Published on 24th Nov 2023

Decision has significant implications for the tax industry

Digital image of scales of justice

In a recent ruling (no. 2735/2023 dated 12 June), the Supreme Court (SC) clarified that when there is a conflict regarding a taxpayer's tax residence, the Tax Residence Certificate issued by another state that has signed the Double Taxation Agreement (DTA) will be considered valid. Moreover, such certificates cannot be automatically rejected by the Tax Administration.


In this particular case, the issue at hand related to the regularisation granted by the State Tax Administration Agency (AEAT, in Spanish) to an individual concerning the payment of Personal Income Tax (PIT). The AEAT has deemed that the individual was a tax resident of Spain between 2008 and 2010.

The individual presented several tax residence certificates issued by the authorised tax departments of the United States while applying for the DTA between the Kingdom of Spain and the United States. The objective of providing these certificates was to demonstrate that the individual was a resident of a country other than Spain.

Based on the available documentation, both the AEAT and the National Court (NC) determined that the tax residence certificates were only suggestive in nature. After considering other information and documentation provided, the conclusion drawn was that the taxpayer was a Spanish tax resident during the relevant period.

The NC also concluded that it was not necessary to assess the application of the relevant DTA, given that there was no conflict of residence that would have required recourse to the rules provided for in art. 4.2 of the convention, known as the "tie-breaker rules".

Conclusions of the Supreme Court

In a tax residence dispute between two countries, the SC's unanimous decision determines that the authenticity of a tax residence certificate issued by the tax authorities of the other contracting State, as defined in the DTA, must be taken into account and considered valid.

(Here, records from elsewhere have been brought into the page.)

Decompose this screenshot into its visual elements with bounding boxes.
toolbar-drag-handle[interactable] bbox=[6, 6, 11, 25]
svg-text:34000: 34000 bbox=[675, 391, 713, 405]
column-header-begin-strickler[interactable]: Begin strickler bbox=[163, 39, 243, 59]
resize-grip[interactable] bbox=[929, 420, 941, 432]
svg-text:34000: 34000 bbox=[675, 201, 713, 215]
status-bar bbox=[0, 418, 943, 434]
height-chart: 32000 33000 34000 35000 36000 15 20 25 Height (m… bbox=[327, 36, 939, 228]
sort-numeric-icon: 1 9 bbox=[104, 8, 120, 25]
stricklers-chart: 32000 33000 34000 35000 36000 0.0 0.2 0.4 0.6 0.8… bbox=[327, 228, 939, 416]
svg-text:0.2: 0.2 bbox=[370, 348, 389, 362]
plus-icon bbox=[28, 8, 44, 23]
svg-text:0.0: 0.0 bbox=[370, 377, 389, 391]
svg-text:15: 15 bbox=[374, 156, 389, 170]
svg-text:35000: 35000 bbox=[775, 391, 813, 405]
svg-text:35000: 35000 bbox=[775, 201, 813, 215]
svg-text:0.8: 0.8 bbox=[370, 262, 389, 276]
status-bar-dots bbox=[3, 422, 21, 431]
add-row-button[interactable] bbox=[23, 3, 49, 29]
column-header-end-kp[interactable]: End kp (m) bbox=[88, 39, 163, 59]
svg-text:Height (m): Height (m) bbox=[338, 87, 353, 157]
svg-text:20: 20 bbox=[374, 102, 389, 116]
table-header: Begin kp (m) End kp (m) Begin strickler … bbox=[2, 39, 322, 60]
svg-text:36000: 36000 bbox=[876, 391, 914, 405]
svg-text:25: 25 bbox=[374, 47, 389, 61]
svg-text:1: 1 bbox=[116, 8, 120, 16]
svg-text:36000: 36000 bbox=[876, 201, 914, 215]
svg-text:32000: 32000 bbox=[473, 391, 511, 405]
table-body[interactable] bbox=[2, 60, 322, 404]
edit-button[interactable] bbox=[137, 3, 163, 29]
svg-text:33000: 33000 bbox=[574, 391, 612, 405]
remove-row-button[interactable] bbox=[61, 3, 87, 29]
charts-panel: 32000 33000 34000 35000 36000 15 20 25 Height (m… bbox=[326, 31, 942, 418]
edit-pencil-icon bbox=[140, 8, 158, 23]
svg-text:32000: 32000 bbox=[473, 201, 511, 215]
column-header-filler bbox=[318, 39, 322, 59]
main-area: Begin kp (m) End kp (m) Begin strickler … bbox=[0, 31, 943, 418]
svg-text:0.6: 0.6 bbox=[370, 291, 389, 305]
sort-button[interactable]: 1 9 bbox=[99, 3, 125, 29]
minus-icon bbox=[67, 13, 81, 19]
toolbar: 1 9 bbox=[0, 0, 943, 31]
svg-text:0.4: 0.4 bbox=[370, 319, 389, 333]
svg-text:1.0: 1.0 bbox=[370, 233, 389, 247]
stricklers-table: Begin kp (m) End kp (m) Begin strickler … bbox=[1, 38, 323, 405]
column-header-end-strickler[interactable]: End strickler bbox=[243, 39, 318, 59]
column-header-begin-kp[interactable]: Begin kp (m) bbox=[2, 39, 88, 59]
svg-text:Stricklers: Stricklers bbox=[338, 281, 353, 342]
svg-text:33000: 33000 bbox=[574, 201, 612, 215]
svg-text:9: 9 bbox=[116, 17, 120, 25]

Regarding tax residence certificates issued by another State with a DTA with Spain, the SC emphasises that national administrative and judicial bodies lack the authority to evaluate the circumstances under which such certificates were granted. Moreover, unilateral rejection of these certificates is not permissible since specific rules established in the DTA must be applied to resolve any conflicts that may arise.

It is worth noting that the SC has emphasised that the criterion of the "centre of vital interests" established in Article 4.2 of the DTA between the Kingdom of Spain and the USA is much broader than the concept of "centre of vital interests" established in Article 9.1(b) of the PIT. Therefore, in the event of a conflict, the rules of the Convention must be followed, and these rules must be interpreted independently of the national laws that contain similar concepts.

Regarding natural persons residing in both Contracting States, Article 4.2 of the DTA sets out four "tiebreaker" criteria to determine the applicable jurisdiction: 

  • where the person has a permanent home;
  • where they have the closest personal and economic relationships (referred to as the centre of vital interests);
  • where they have their habitual residence, and
  • where is their place of nationality.

Furthermore, if the situations in both states are similar or in the event of a disagreement, an amicable procedure should be adopted to settle the conflict.

The ruling highlights that the details mentioned in a tax residency certificate issued under these circumstances should be considered as neglecting them would go against the regulations outlined in Article 96 of the Spanish Constitution and the DTC between the two nations.

Osborne Clarke comment

The recent SC ruling in Spain has significant implications for the tax industry, emphasising the critical role of precision and dependability in issuing tax residency certificates. 

The ruling can significantly influence how tax authorities issue and use tax residence certificates in the future. As a result, it is expected that there will be extensive discussions at a legislative level regarding the necessity for increased regulation and oversight of the entire process.


* This article is current as of the date of its publication and does not necessarily reflect the present state of the law or relevant regulation.